Dopo aver a lungo meditato, il vecchio dignitario si risolse ad usare un'infallibile arma segreta, il toccasana per certe conversioni difficili: la teologia. Frotte di studiosi della materia si alternarono, tutti rigorosamente non invitati, a casa di Gennaro. Il brav'uomo, che era tollerante e caritatevole anche con gli importuni, ammise, alla fine di quelle estenuanti sedute, di non aver capito niente. Un onesto intellettuale può tentare di capire qualcosa nelle scienze più difficili ed astruse, giammai può ammettere di aver compreso qualcosa di teologia.

Alla fine, da uomo fondamentalmente buono quale era, gli dispiacque di doversi congedare dai teologi senza convertirsi. Capiva che quelli facevano nient'altro che il loro lavoro, e che tutti dobbiamo mangiare.


Il vescovo diventò una belva. Ordinò che nessun cristiano potesse avere rapporti con il pagano che, chissà perché, fu definito Gennaro l'Apostata. Nessuno doveva commerciare con lui, vendergli cibo o prepararglielo o servire nella sua casa.

Gennaro aveva sempre cercato di vivere da buon pagano, ma ora si era davvero perso la misura. E, forse, la perse anche lui. Abbandonò la sua flemma e dichiarò che si era rotto le palle. Il suo comportamento fu decisamente sopra le righe. Si mise gli abiti migliori, una moneta in bocca, si immerse in una vasca d'acqua calda e si tagliò le vene. In pratica, si comportò come un pagano qualunque di un filmone storico dei nostri anni cinquanta.

Nello stesso stile pesante e retorico era scritto il suo papiro d'addio a questo mondo: "Muoio. È un avvenimento necessario. Le nuove idee hanno rivoluzionato la Terra, ma, onestamente, non ho visto molto di nuovo sotto il sole. Le cose sicuramente cambieranno con la mia morte. Domani è, perciò, un nuovo giorno. Con la scomparsa definitiva dei residui di paganesimo, che io incarno, il mondo non conoscerà altro che perfezione."

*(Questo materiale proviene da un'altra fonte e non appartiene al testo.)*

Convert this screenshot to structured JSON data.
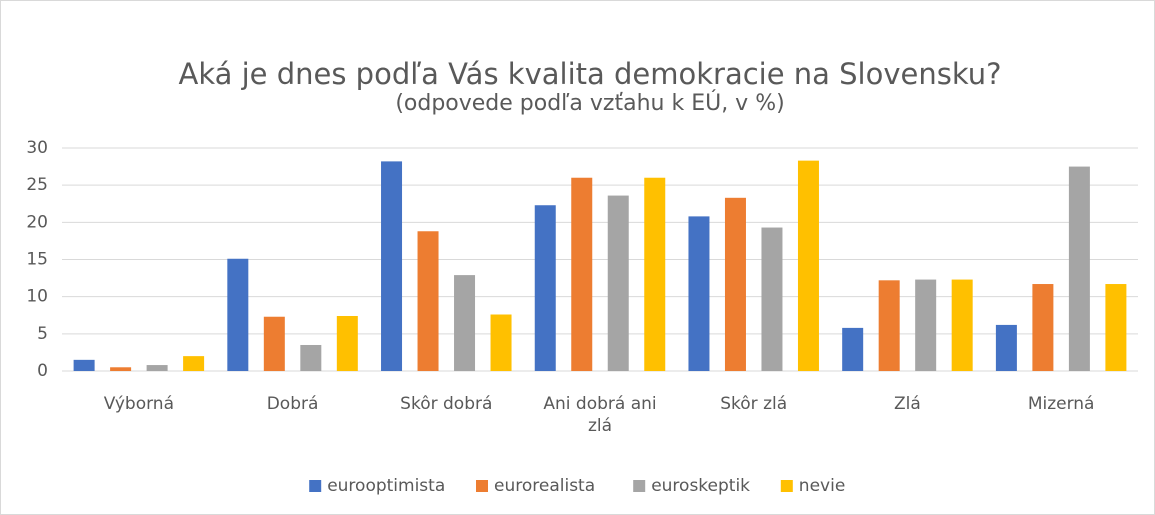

Il vescovo fece esaminare il testo ad una commissione di teologi. Essi confermarono quello che il dignitario aveva sospettato. Gennaro si era segretamente convertito. Un'altra commissione, di medici questa volta, proclamò che Gennaro non si era suicidato, ma si era involontariamente tagliato i polsi mentre si faceva la barba. Non vi erano, quindi, ostacoli alla sua beatificazione. Gennaro assunse il nome di San Gennaro Minore già detto l'Apostata. Dopo molti secoli, quando il progresso tecnologico lo consentì, diventò il protettore dei rasoi di sicurezza.